A análise de aberrações cromossômicas pela pintura FISH levou a um progresso acentuado na pesquisa citogenética ao longo dos anos. O projeto de sondas marcadas com fluorescência para aplicações específicas, desde sondas específicas de locus até sondas de pintura de cromossomos inteiros, avançou significativamente o campo; Isso também facilitou a detecção de rearranjo submicroscópico ("críptico"), o que não era possível por bandas cromossômicas convencionais. A pintura cromossômica por mFISH e SKY provou ser ferramentas valiosas para a identificação de rearranjos intercromossômicos simples e complexos. Os princípios básicos para ambas as técnicas são semelhantes, mas o método de detecção e discriminação do sinal fluorescente após hibridização in situ e o processo de aquisição de imagens são diferentes. No mFISH, imagens separadas de cada um dos quatro fluorocromos são capturadas usando filtros de microscópio passa-banda estreitos; O software dedicado é então usado para combinar as imagens. Enquanto no SKY, a aquisição de imagens é baseada em uma combinação de microscopia de epifluorescência, imagem de dispositivo acoplado a carga e espectroscopia de Fourier, que permite a medição de todo o espectro de emissão com uma única exposição em todos os pontos da imagem. Tanto no mFISH quanto no SKY, as imagens monocromáticas são capturadas de forma independente, depois mescladas e, finalmente, pseudocores exclusivas são atribuídas aos cromossomos em imagens monocromáticas com base no corante específico anexado a cada sonda de fluorocromo.

A contribuição da análise mFISH e SKY no campo da biologia da radiação é notável, particularmente para estimativa retrospectiva da dose de exposição humana à IR (biodosimetria por radiação)11-14, avaliação do risco de carcinogênese por radiação15, bem como detecção e estimativa de risco de câncer secundário relacionado à radioterapia16. Um estudo recente em camundongos mostrou que uma técnica de pintura cromossômica baseada em FISH também é uma ferramenta importante para avaliar a eficácia da contramedida de radiação17. No presente estudo, o efeito da exposição total à radiação corporal na indução de aberrações cromossômicas estáveis nas células da medula óssea de camundongos foi demonstrado usando as técnicas mFISH e SKY.
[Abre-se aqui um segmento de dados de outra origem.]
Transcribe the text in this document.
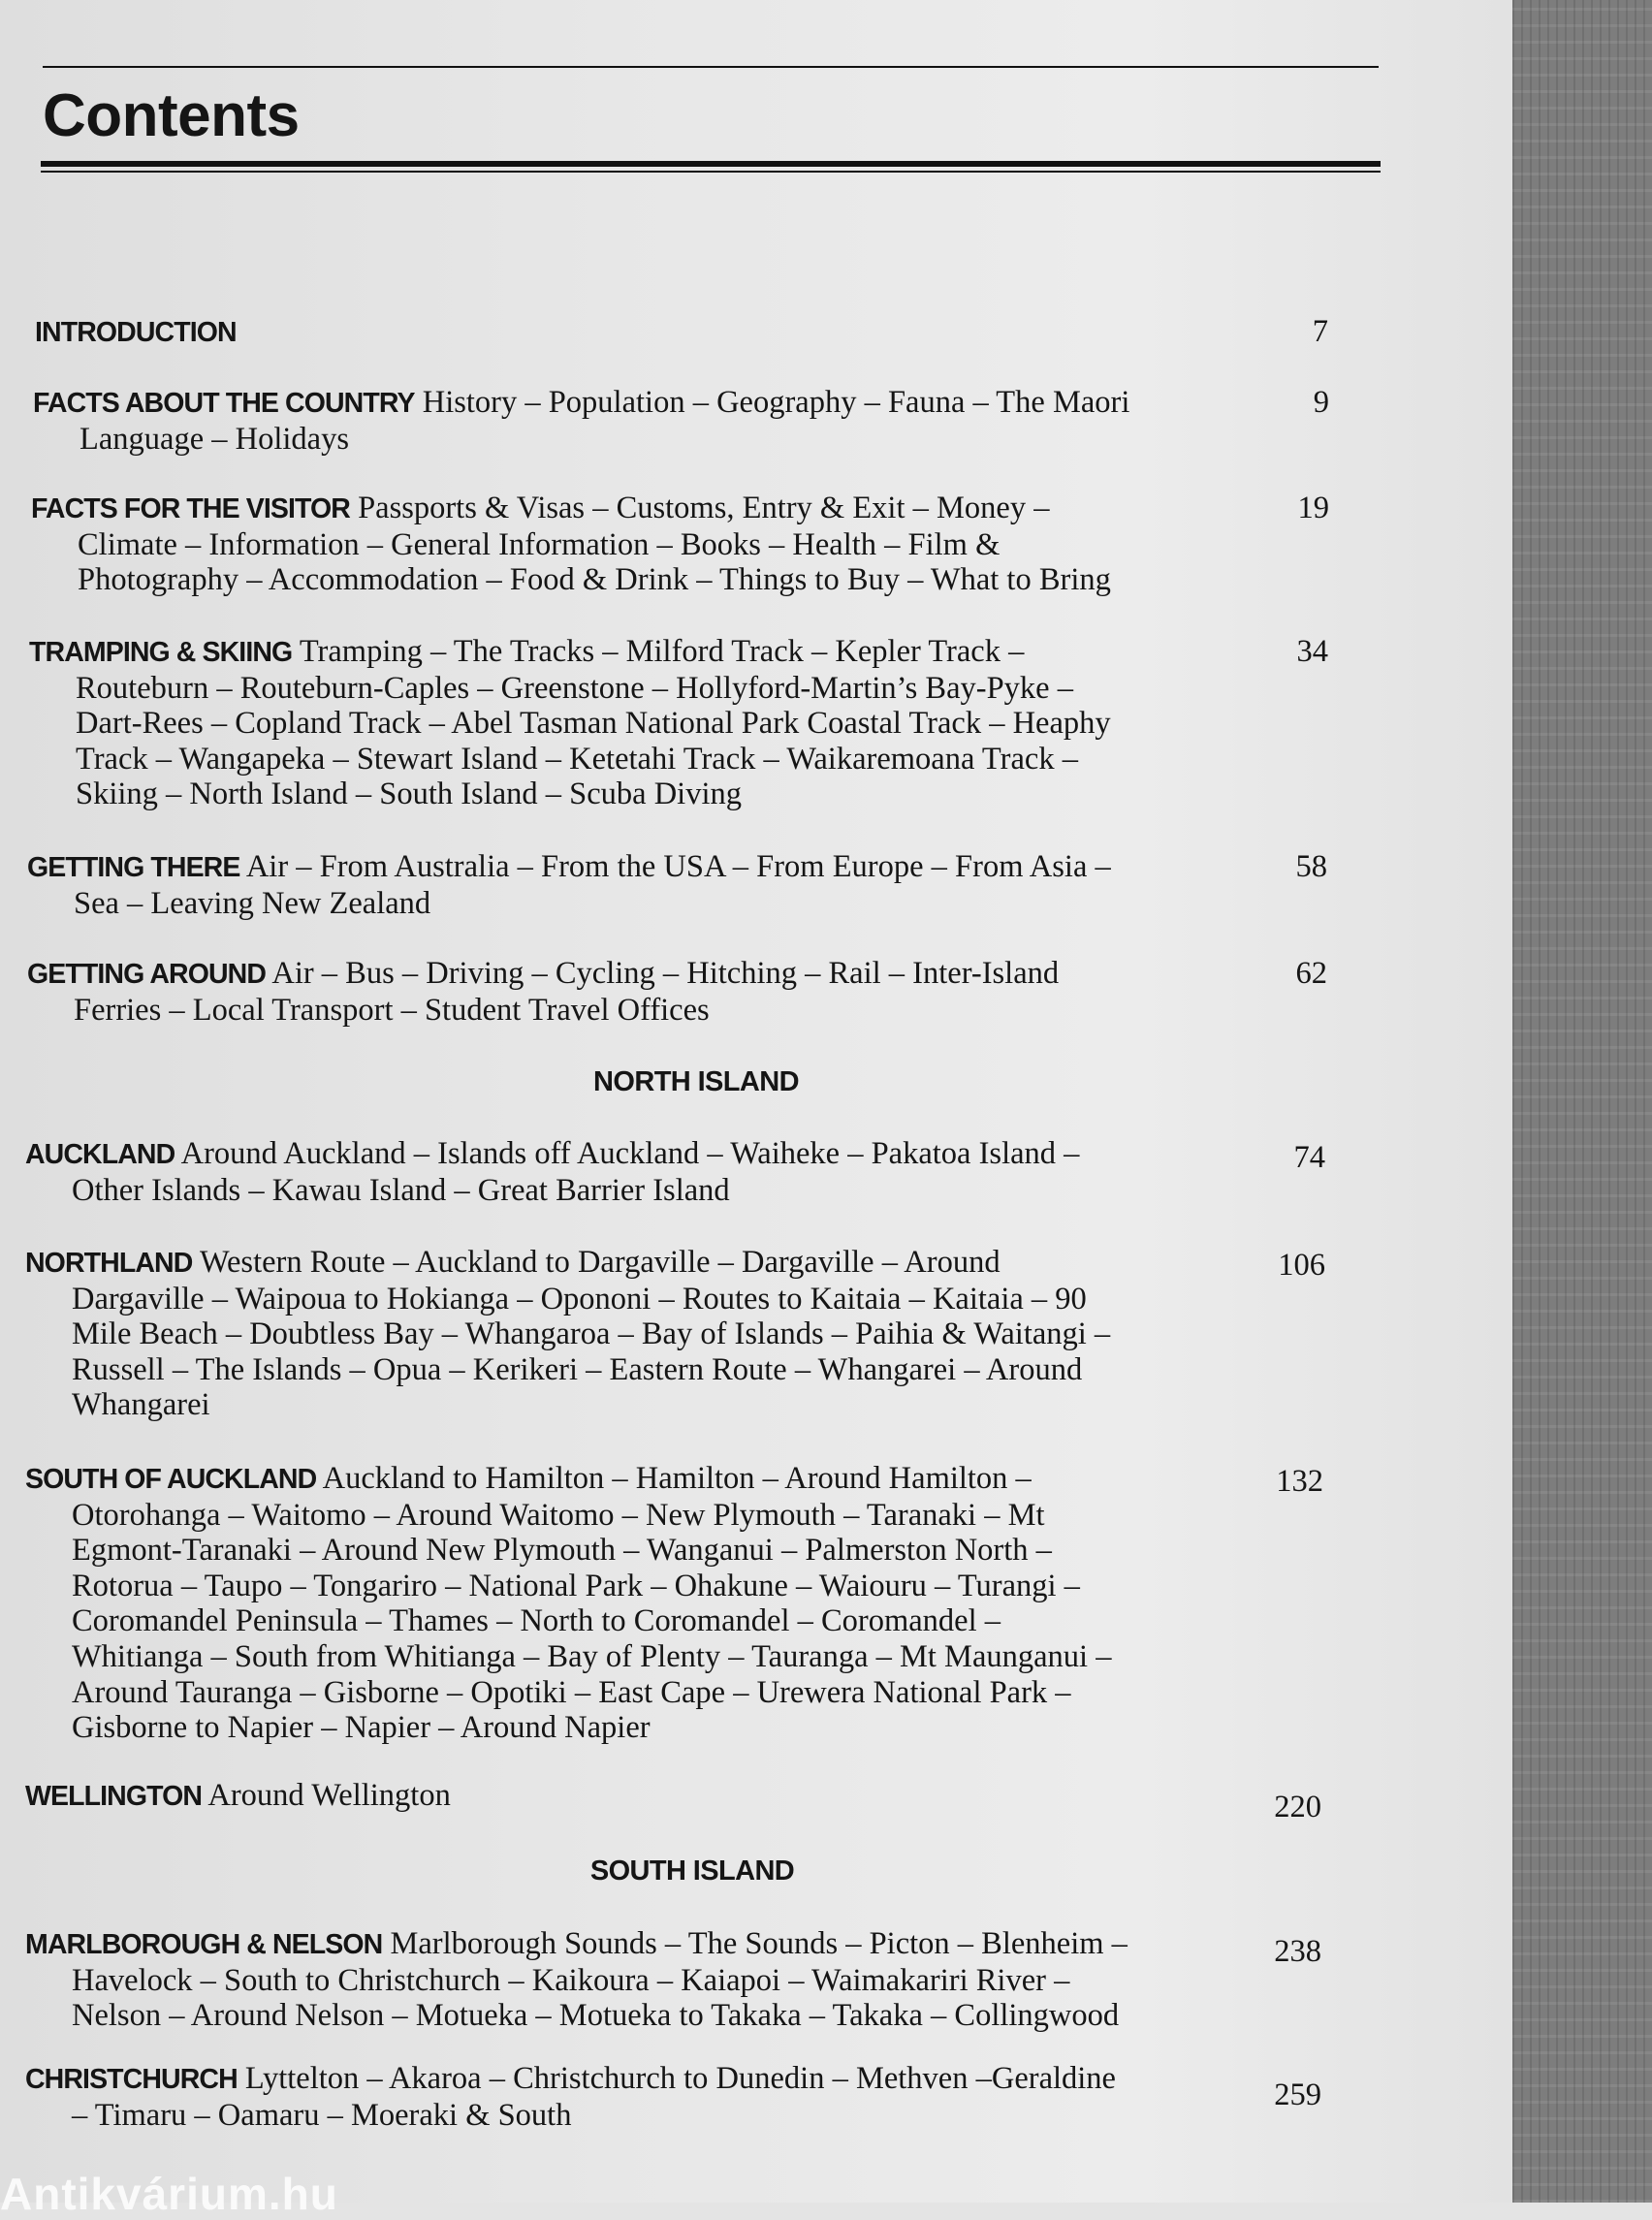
Contents

INTRODUCTION	7

FACTS ABOUT THE COUNTRY History – Population – Geography – Fauna – The Maori
Language – Holidays

9

FACTS FOR THE VISITOR Passports & Visas – Customs, Entry & Exit – Money –
Climate – Information – General Information – Books – Health – Film &
Photography – Accommodation – Food & Drink – Things to Buy – What to Bring

19

TRAMPING & SKIING Tramping – The Tracks – Milford Track – Kepler Track –
Routeburn – Routeburn-Caples – Greenstone – Hollyford-Martin’s Bay-Pyke –
Dart-Rees – Copland Track – Abel Tasman National Park Coastal Track – Heaphy
Track – Wangapeka – Stewart Island – Ketetahi Track – Waikaremoana Track –
Skiing – North Island – South Island – Scuba Diving

34

GETTING THERE Air – From Australia – From the USA – From Europe – From Asia –
Sea – Leaving New Zealand

58

GETTING AROUND Air – Bus – Driving – Cycling – Hitching – Rail – Inter-Island
Ferries – Local Transport – Student Travel Offices

62
NORTH ISLAND

AUCKLAND Around Auckland – Islands off Auckland – Waiheke – Pakatoa Island –
Other Islands – Kawau Island – Great Barrier Island

74

NORTHLAND Western Route – Auckland to Dargaville – Dargaville – Around
Dargaville – Waipoua to Hokianga – Opononi – Routes to Kaitaia – Kaitaia – 90
Mile Beach – Doubtless Bay – Whangaroa – Bay of Islands – Paihia & Waitangi –
Russell – The Islands – Opua – Kerikeri – Eastern Route – Whangarei – Around
Whangarei

106

SOUTH OF AUCKLAND Auckland to Hamilton – Hamilton – Around Hamilton –
Otorohanga – Waitomo – Around Waitomo – New Plymouth – Taranaki – Mt
Egmont-Taranaki – Around New Plymouth – Wanganui – Palmerston North –
Rotorua – Taupo – Tongariro – National Park – Ohakune – Waiouru – Turangi –
Coromandel Peninsula – Thames – North to Coromandel – Coromandel –
Whitianga – South from Whitianga – Bay of Plenty – Tauranga – Mt Maunganui –
Around Tauranga – Gisborne – Opotiki – East Cape – Urewera National Park –
Gisborne to Napier – Napier – Around Napier

132

WELLINGTON Around Wellington	220
SOUTH ISLAND

MARLBOROUGH & NELSON Marlborough Sounds – The Sounds – Picton – Blenheim –
Havelock – South to Christchurch – Kaikoura – Kaiapoi – Waimakariri River –
Nelson – Around Nelson – Motueka – Motueka to Takaka – Takaka – Collingwood

238

CHRISTCHURCH Lyttelton – Akaroa – Christchurch to Dunedin – Methven –Geraldine
– Timaru – Oamaru – Moeraki & South

259

Antikvárium.hu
Access restricted. Please log in or start a trial to view this content.

Protocol

Loading...
$$\rightleftharpoonup{xx}$$ $$\longleftharp{xx}$$, $$\longrightharp{xx}$$,

Todos os estudos com animais foram realizados em estrita conformidade com as recomendações do Guia para o Cuidado e Uso de Animais de Laboratório do National Institutes of Health. O protocolo animal foi aprovado pelo Comitê de Cuidado e Uso Institucional Animal da Universidade de Arkansas para Ciências Médicas. Todos os animais foram alojados em instalações para animais com ar condicionado padrão a 20 ± 2 ° C com 10 - 15 ciclos de uma hora de ar fresco e livre acesso à alimentação padrão para roedores e água. Após a chegada, os ratos foram mantidos em quarentena por uma semana e desde ração para roedores certificado.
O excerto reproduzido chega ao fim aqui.